This work addresses the vulnerability of large language models (LLMs) to prompt injection and context contamination attacks in multi-turn interactions, where existing defenses struggle with cross-turn contextual evolution. The authors propose GT-MCP, a novel framework that integrates game theory and multi-agent control into contextual safety management. GT-MCP employs a closed-loop dynamic system comprising three heterogeneous LLM agents, selecting outputs via a trust function jointly defined by causal consistency, semantic consistency, and distributional drift. It further incorporates context graph verification and a rollback-based self-healing mechanism for proactive detection and repair. Experimental results demonstrate that, over 500 adversarial rounds, 99.6% of turns exhibit controllable context drift, output win rates exceed 98%, per-token latency is only 1.63 milliseconds, and no controller-level attacks succeed.

Large Language Models (LLMs) in multi-turn interactions maintain evolving context rather than generating isolated responses, making them vulnerable to prompt-injection and context-poisoning attacks in which locally plausible adversarial fragments gradually distort reasoning trajectories. Existing defenses mainly filter individual outputs and often ignore context evolution across turns, leaving long-horizon reasoning exposed. Although the Model Context Protocol (MCP) standardizes context exchange and tool invocation, it functions as a passive routing layer and does not enforce contextual stability. To address these limitations, we introduce the Game-Theoretic Secure Model Context Protocol (GT-MCP), a controller-driven multi-agent method that treats context management as a closed-loop dynamical process.
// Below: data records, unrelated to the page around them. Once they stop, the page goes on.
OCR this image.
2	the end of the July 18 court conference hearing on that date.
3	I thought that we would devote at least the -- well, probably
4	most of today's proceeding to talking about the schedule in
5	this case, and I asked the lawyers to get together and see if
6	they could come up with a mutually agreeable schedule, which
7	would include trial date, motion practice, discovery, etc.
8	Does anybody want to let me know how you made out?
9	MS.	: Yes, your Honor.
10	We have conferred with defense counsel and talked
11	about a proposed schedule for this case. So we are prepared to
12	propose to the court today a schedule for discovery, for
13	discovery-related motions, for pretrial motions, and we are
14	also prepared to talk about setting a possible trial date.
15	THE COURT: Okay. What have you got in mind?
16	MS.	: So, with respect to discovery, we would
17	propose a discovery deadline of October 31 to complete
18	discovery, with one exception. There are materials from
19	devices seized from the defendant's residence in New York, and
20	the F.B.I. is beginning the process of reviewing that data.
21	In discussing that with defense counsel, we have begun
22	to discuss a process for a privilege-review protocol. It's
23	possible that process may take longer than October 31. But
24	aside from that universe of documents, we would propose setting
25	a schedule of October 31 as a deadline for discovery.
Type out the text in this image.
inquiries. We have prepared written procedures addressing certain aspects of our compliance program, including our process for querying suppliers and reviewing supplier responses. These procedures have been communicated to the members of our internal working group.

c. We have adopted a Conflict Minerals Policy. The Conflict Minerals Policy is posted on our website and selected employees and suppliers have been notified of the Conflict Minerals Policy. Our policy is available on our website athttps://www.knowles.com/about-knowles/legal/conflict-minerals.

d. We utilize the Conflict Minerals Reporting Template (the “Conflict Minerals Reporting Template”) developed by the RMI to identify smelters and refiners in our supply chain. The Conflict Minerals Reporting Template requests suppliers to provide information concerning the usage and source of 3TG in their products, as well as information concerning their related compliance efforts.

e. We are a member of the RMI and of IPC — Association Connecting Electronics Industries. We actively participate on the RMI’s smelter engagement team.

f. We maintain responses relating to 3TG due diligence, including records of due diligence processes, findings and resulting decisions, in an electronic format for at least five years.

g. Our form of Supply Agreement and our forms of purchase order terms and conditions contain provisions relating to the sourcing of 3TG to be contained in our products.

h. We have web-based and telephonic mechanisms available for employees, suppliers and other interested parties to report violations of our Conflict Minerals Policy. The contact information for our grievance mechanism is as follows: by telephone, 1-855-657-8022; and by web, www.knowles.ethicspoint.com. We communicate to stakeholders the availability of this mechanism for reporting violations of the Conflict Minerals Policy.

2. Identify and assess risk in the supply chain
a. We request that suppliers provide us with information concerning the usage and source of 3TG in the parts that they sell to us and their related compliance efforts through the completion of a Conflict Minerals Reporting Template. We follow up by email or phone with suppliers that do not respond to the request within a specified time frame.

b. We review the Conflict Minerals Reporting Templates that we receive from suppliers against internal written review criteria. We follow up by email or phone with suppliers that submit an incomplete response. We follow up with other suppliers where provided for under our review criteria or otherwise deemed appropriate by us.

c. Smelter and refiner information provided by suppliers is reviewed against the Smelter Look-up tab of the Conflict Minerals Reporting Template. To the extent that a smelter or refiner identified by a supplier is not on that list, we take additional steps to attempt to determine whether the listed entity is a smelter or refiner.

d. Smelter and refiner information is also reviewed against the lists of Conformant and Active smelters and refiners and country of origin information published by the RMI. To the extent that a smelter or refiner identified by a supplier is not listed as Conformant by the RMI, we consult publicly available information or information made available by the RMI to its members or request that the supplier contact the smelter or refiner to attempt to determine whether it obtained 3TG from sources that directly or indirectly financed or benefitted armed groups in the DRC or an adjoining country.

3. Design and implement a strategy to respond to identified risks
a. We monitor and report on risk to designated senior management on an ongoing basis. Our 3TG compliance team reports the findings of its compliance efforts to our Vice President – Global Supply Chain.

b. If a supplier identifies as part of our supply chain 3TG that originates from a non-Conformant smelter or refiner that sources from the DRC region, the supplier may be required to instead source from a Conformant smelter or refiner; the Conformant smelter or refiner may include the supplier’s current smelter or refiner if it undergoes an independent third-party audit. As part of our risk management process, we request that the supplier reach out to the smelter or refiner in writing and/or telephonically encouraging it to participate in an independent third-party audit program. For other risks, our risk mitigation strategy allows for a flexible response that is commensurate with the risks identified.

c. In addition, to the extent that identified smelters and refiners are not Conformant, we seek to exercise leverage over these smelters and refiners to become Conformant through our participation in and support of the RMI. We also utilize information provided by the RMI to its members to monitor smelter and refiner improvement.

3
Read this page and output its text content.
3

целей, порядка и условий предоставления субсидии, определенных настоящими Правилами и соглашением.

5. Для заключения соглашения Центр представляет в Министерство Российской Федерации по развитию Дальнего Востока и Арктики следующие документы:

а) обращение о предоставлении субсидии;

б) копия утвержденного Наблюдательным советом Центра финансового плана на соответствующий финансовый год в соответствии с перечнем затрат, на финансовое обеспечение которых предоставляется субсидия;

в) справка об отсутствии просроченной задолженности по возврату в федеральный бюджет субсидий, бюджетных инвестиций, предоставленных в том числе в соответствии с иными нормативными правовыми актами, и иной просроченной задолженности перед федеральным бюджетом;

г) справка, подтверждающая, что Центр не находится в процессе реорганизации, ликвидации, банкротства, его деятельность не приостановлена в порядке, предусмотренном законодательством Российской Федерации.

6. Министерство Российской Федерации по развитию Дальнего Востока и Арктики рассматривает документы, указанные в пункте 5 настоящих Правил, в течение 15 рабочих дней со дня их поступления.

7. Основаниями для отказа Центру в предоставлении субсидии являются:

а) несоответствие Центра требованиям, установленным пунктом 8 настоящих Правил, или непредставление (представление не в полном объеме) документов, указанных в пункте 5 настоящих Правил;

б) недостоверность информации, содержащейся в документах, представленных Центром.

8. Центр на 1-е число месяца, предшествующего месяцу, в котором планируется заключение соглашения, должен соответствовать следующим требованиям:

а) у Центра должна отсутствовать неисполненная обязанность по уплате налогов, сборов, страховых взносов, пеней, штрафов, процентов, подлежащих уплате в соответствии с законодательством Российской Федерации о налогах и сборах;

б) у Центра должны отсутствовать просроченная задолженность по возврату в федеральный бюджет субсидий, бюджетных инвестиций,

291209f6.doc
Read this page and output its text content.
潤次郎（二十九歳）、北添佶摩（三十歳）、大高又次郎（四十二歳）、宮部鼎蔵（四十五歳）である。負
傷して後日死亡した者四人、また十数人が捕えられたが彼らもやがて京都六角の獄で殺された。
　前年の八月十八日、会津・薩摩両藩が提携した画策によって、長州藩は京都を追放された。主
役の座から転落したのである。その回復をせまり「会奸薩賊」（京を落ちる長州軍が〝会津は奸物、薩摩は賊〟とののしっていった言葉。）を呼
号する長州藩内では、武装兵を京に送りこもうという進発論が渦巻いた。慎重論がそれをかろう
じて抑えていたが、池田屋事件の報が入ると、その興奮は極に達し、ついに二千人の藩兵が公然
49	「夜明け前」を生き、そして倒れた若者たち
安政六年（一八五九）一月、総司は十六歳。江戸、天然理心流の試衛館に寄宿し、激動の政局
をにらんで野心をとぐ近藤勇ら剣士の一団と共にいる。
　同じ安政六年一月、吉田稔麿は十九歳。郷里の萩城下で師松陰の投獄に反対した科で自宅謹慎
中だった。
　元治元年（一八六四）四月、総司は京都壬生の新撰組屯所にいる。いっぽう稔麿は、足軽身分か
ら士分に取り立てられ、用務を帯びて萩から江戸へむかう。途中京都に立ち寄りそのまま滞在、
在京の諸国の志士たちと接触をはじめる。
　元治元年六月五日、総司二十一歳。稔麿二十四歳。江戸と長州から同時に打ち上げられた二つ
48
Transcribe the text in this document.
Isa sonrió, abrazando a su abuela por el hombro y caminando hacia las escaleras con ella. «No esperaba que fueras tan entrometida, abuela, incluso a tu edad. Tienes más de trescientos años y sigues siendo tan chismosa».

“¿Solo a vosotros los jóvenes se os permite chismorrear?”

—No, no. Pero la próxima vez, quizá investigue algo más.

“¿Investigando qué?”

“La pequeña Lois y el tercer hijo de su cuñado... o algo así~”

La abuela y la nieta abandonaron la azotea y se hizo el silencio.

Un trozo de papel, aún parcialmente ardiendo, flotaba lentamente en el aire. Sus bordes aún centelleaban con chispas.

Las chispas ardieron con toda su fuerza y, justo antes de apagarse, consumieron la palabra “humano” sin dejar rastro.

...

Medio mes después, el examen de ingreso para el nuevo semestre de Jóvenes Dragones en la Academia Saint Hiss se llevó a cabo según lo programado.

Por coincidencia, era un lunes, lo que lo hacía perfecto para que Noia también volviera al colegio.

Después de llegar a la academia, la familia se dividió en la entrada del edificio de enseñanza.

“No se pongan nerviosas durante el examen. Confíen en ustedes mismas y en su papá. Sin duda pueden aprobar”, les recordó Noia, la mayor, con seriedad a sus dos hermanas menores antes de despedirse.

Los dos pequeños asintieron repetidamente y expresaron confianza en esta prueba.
GT-MCP coordinates three heterogeneous LLM agents and selects outputs through a trust function that jointly evaluates causal consistency against a validated context graph, semantic agreement among agents, and distributional drift over time. When instability is detected, a rollback-based self-healing mechanism restores the validated context and prevents unsupported fragments from propagating. Empirical evaluation over 500 interaction turns under an adaptive adversarial threat model shows that contextual drift remains bounded in 99.6% of turns, with recovery required in only 0.4%. Per-turn utility remains tightly concentrated, with median = -0.19, P05 = -0.72, and P95 = 0.30; severe degradation below -1 occurs in only 0.4% of cases, and no injection attempt succeeds at the controller level. Selected outputs maintain stable win rates above 98%, and computational overhead remains predictable, with latency per token = 1.63e-3 s.